Bill is now a frail 67-year-old whose business is failing because he is simply unable to continue to work.

While Bill and Justin were talking, Bill said the insurance companies he had been dealing with seemed to be confused about what “disability” is versus a bout of cancer. Justin promised to fix that issue.

Bill held optimal income protection cover from a major insurer and claimed on it each time he was diagnosed.

Following the chemotherapy treatment for the second bout of cancer, Justin said Bill was “left pretty banged up” by the time he went into remission in Jan 2016.

At the time, his insurer ceased paying out on his income protection insurance on the grounds that Bill had ‘gone into remission’ and could return to work.

This was despite the fact that Bill was still very incapacitated and not in a fit state to resume working.

Not satisfied with the insurer’s ruling, Justin organised for Bill’s GP to draft a letter detailing Bill’s medical conditions and symptoms since January 2016 that were ongoing and persistent, irrespective of the cancer remission.

The doctor’s March 2019, letter recorded that Bill had seen him for treatment some 54 times since February 2016, with an average of two to three visits per month.

Among the raft of debilitating symptoms listed by his doctor were severe insomnia caused by serious chronic pain, lethargy and other impairments of motor function that left him incapable of working more than four hours per week, at best.

Bill’s GP concludes:

“In my opinion he remained incapable of sustaining any sort of paid employment throughout this period and remains totally disabled with no prospect of recovery.”

Armed with this new medical report, Justin was able to persuade the insurer to agree to a conference call between the insurer’s Chief Medical Officer and Bill’s haematologist in early April.

On the agenda, was a determination of which symptoms were related to Bill’s cancer treatment ‘hangover.’ The haematologist supported the argument that all of Bill’s ongoing issues stemmed from the impact that the cancer treatment had had on his body.

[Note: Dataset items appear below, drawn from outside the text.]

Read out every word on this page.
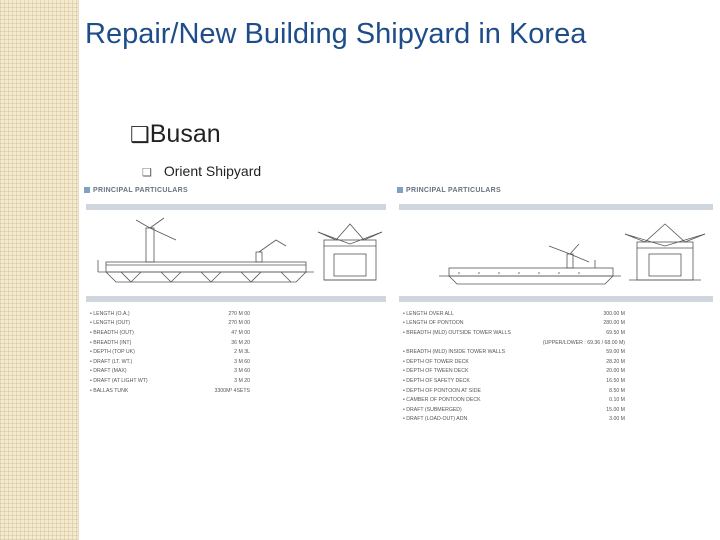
Repair/New Building Shipyard in Korea
❑Busan
❑ Orient Shipyard
PRINCIPAL PARTICULARS
• LENGTH (O.A.)	2?0 M 00
• LENGTH (OUT)	2?0 M 00
• BREADTH (OUT)	47 M 00
• BREADTH (INT)	36 M 20
• DEPTH (TOP UK)	2 M 3L
• DRAFT (LT. WT.)	3 M 60
• DRAFT (MAX)	3 M 60
• DRAFT (AT LIGHT WT)	3 M 20
• BALLAS TUNK	3300M³ 4SETS
PRINCIPAL PARTICULARS
• LENGTH OVER ALL	300.00 M
• LENGTH OF PONTOON	280.00 M
• BREADTH (MLD) OUTSIDE TOWER WALLS	69.50 M
(UPPER/LOWER : 69.36 / 68.00 M)
• BREADTH (MLD) INSIDE TOWER WALLS	59.00 M
• DEPTH OF TOWER DECK	28.20 M
• DEPTH OF TWEEN DECK	20.00 M
• DEPTH OF SAFETY DECK	16.50 M
• DEPTH OF PONTOON AT SIDE	8.50 M
• CAMBER OF PONTOON DECK	0.10 M
• DRAFT (SUBMERGED)	15.00 M
• DRAFT (LOAD-OUT) ADN	3.00 M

This was critical because his policy terms allow for the continuing payment of a benefit until the age of 70 for disability as a result of a traumatic condition. The call ultimately resulted in a determination that Bill’s ongoing condition is a continuation of the cancer claim that he had been on when his payments had been terminated in 2016, rather than a new claim.

On 17 April 2019, Justin got a call from the insurer confirming they were going to be providing Bill with back pay going all the way back to when they had ceased making payments on his income protection policy back in 2016.

Justin said: “They called to let me know that they’re going to backpay him approximately $8,000 a month (monthly benefit of $7,400 plus premium refund of $600) for the last 31 months. That’s about $248,000.”

“When I told him we’d got him a positive result, Bill had to just sit down and cry.”

When asked how it feels to go into bat for a client and ultimately achieve that kind of a result, Justin’s response was short and sweet:

“It feels amazing mate, there’s nothing like it.”